In both poems, the natural imagery progressively intensifies. Shelley’s elements grow in size, the mountains stretching up to heaven, the ocean being formed, heaven and earth finally joining together as the “moonbeams kiss the sea”. This anticipates the growth of affection and love between the couple, elevating it to a universal status. Barrett-Browning’s intensity, however, is almost painful at times, but also has sexual connotations. As she implores him to “renew thy presence”, the pace increases to a breathlessness which culminates in the climactic “burst, shattered, everywhere!” This triad, separated by caesura, echoes the intensity of sexual feeling she imagines, followed by the “deep joy” of peace. The final line echoes the first clause, a return to the impetus for the poem that creates a sense of closure, or fulfilment.

Shelley’s final line is likewise the culmination of his argument. His rhetorical question leads to a now all-but-inevitable answer. If the world is naturally paired together, for the listener to reject him would therefore be unnatural, even cruel. It’s telling that Shelley doesn’t use any aggressive or powerful living images in his poem – he doesn’t use animals or the fourth element of fire to convey his ideas, the closest he comes is the intensity of sunlight yet it simply “clasps” the earth. To be overly aggressive would weaken his syllogism[1]. The elements themselves are paired into masculine and feminine, according to the classical categories. In the first stanza, air and water, the feminine, are explored. Then, in a perfect balancing act the second stanza uses earth and light, the masculine. Shelley’s rhyming, too, uses a combination of masculine and feminine rhymes.  This, however, is not perfectly balanced, but becomes slightly more masculine towards the end (“earth”/”worth”, “sea”/”me”) as the final persuasion intensifies and his desire to control the outcome increases.

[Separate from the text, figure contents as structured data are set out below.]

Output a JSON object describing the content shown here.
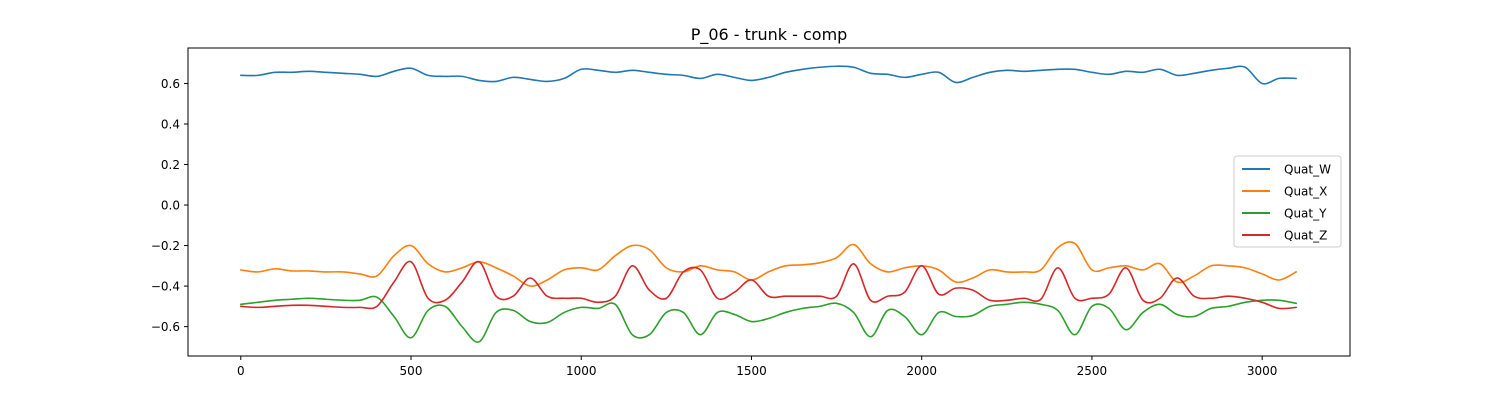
{
  "chart_data": {
    "type": "line",
    "title": "P_06 - trunk - comp",
    "xlabel": "",
    "ylabel": "",
    "xlim": [
      -155,
      3258
    ],
    "ylim": [
      -0.745,
      0.775
    ],
    "xticks": [
      0,
      500,
      1000,
      1500,
      2000,
      2500,
      3000
    ],
    "yticks": [
      0.6,
      0.4,
      0.2,
      0.0,
      -0.2,
      -0.4,
      -0.6
    ],
    "ytick_labels": [
      "0.6",
      "0.4",
      "0.2",
      "0.0",
      "−0.2",
      "−0.4",
      "−0.6"
    ],
    "grid": false,
    "legend_position": "center-right",
    "x": [
      0,
      50,
      100,
      150,
      200,
      250,
      300,
      350,
      400,
      450,
      500,
      550,
      600,
      650,
      700,
      750,
      800,
      850,
      900,
      950,
      1000,
      1050,
      1100,
      1150,
      1200,
      1250,
      1300,
      1350,
      1400,
      1450,
      1500,
      1550,
      1600,
      1650,
      1700,
      1750,
      1800,
      1850,
      1900,
      1950,
      2000,
      2050,
      2100,
      2150,
      2200,
      2250,
      2300,
      2350,
      2400,
      2450,
      2500,
      2550,
      2600,
      2650,
      2700,
      2750,
      2800,
      2850,
      2900,
      2950,
      3000,
      3050,
      3100
    ],
    "series": [
      {
        "name": "Quat_W",
        "color": "#1f77b4",
        "values": [
          0.64,
          0.64,
          0.655,
          0.655,
          0.66,
          0.655,
          0.65,
          0.645,
          0.635,
          0.66,
          0.675,
          0.64,
          0.635,
          0.635,
          0.615,
          0.61,
          0.63,
          0.62,
          0.61,
          0.625,
          0.67,
          0.665,
          0.655,
          0.665,
          0.655,
          0.645,
          0.64,
          0.625,
          0.645,
          0.63,
          0.615,
          0.63,
          0.655,
          0.67,
          0.68,
          0.685,
          0.68,
          0.65,
          0.645,
          0.63,
          0.645,
          0.655,
          0.605,
          0.63,
          0.655,
          0.665,
          0.66,
          0.665,
          0.67,
          0.67,
          0.655,
          0.645,
          0.66,
          0.655,
          0.67,
          0.64,
          0.65,
          0.665,
          0.675,
          0.68,
          0.6,
          0.625,
          0.625
        ]
      },
      {
        "name": "Quat_X",
        "color": "#ff7f0e",
        "values": [
          -0.32,
          -0.33,
          -0.315,
          -0.325,
          -0.325,
          -0.33,
          -0.33,
          -0.34,
          -0.35,
          -0.25,
          -0.2,
          -0.29,
          -0.33,
          -0.31,
          -0.28,
          -0.31,
          -0.35,
          -0.4,
          -0.37,
          -0.32,
          -0.31,
          -0.32,
          -0.25,
          -0.2,
          -0.22,
          -0.31,
          -0.33,
          -0.3,
          -0.32,
          -0.33,
          -0.37,
          -0.33,
          -0.3,
          -0.295,
          -0.285,
          -0.26,
          -0.195,
          -0.29,
          -0.33,
          -0.31,
          -0.3,
          -0.32,
          -0.38,
          -0.36,
          -0.32,
          -0.33,
          -0.33,
          -0.32,
          -0.21,
          -0.19,
          -0.32,
          -0.31,
          -0.3,
          -0.32,
          -0.29,
          -0.38,
          -0.35,
          -0.3,
          -0.3,
          -0.31,
          -0.34,
          -0.37,
          -0.33
        ]
      },
      {
        "name": "Quat_Y",
        "color": "#2ca02c",
        "values": [
          -0.49,
          -0.48,
          -0.47,
          -0.465,
          -0.46,
          -0.465,
          -0.47,
          -0.47,
          -0.455,
          -0.55,
          -0.655,
          -0.52,
          -0.5,
          -0.6,
          -0.675,
          -0.53,
          -0.52,
          -0.575,
          -0.58,
          -0.53,
          -0.505,
          -0.51,
          -0.49,
          -0.64,
          -0.64,
          -0.53,
          -0.53,
          -0.64,
          -0.53,
          -0.54,
          -0.575,
          -0.56,
          -0.53,
          -0.51,
          -0.5,
          -0.485,
          -0.53,
          -0.65,
          -0.52,
          -0.55,
          -0.64,
          -0.53,
          -0.55,
          -0.545,
          -0.5,
          -0.49,
          -0.48,
          -0.49,
          -0.52,
          -0.64,
          -0.5,
          -0.51,
          -0.615,
          -0.53,
          -0.49,
          -0.54,
          -0.55,
          -0.51,
          -0.5,
          -0.48,
          -0.47,
          -0.47,
          -0.485
        ]
      },
      {
        "name": "Quat_Z",
        "color": "#d62728",
        "values": [
          -0.5,
          -0.505,
          -0.5,
          -0.495,
          -0.495,
          -0.5,
          -0.505,
          -0.505,
          -0.5,
          -0.38,
          -0.28,
          -0.46,
          -0.47,
          -0.38,
          -0.28,
          -0.45,
          -0.45,
          -0.36,
          -0.45,
          -0.46,
          -0.46,
          -0.48,
          -0.45,
          -0.3,
          -0.42,
          -0.46,
          -0.33,
          -0.32,
          -0.46,
          -0.43,
          -0.37,
          -0.45,
          -0.45,
          -0.45,
          -0.45,
          -0.45,
          -0.29,
          -0.47,
          -0.45,
          -0.43,
          -0.3,
          -0.44,
          -0.41,
          -0.42,
          -0.47,
          -0.47,
          -0.46,
          -0.465,
          -0.31,
          -0.46,
          -0.46,
          -0.44,
          -0.31,
          -0.47,
          -0.46,
          -0.36,
          -0.45,
          -0.46,
          -0.45,
          -0.46,
          -0.48,
          -0.51,
          -0.505
        ]
      }
    ]
  }
}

While Shelley becomes (slightly) more intense towards the end as he heightens his persuasion, Barrett-Browning’s final lines feel like a settling back, a release or relaxing after the intensity of the exclamation, or sexual expression. She writes using a Petrarchan sonnet form, positioning her poem as a traditional expression of love but also confining her love and passion in the regularity of its formal expectations. Conforming to external restraints, however, allows her vocabulary more freedom to express the bounds of her passion, almost as though she is within a safe space – the privacy of her letters to her lover – but still (just) within the bounds of propriety, as a Victorian woman must be. Barrett-Browning’s experience of love is also a deeply disruptive force, echoing the way many Victorian women must have felt. Having been told all their lives to err towards restraint, denying passion, to fall deeply and passionately in love is a dramatic and intense moment. Her natural imagery has echoes of the Bible’s ‘Song of Solomon’, using religious allusion to legitimise her feelings – the reference to the “palm-tree” and the use of the tree/vine feeding from one another. As Shelley uses his rhymes to become more persuasive, Barrett-Browning uses rhythm to become more forceful. In addition to the imperatives “renew”, “rustle”, “set thy trunk”, line 11 changes the rhythm, dropping momentarily out of the confines of the sonnet into a joyful passion with her lover.

Shelley’s pastoral poem with its persuasive tone makes love seem natural and inevitable, in a tradition of poems of this kind, contrary to contemporary social restraints which are unnaturally constructed. Given Shelley’s advocacy for free love and his scandalous sexual behaviour at the time, however, the natural freedom he is describing could be more self-serving, as the images point to the idea of union and the passion that Barrett-Browning describes, but not marriage. Both poets challenge contemporary expectations of romance governed by restraint yet, in part because of its directed nature and its passionate language, Barrett-Browning’s feels the more genuinely in love.

[1] “Syllogism” – a logical argument drawing a conclusion. In Shelley’s case, everything in nature is coupled together so it would be natural for us to do the same.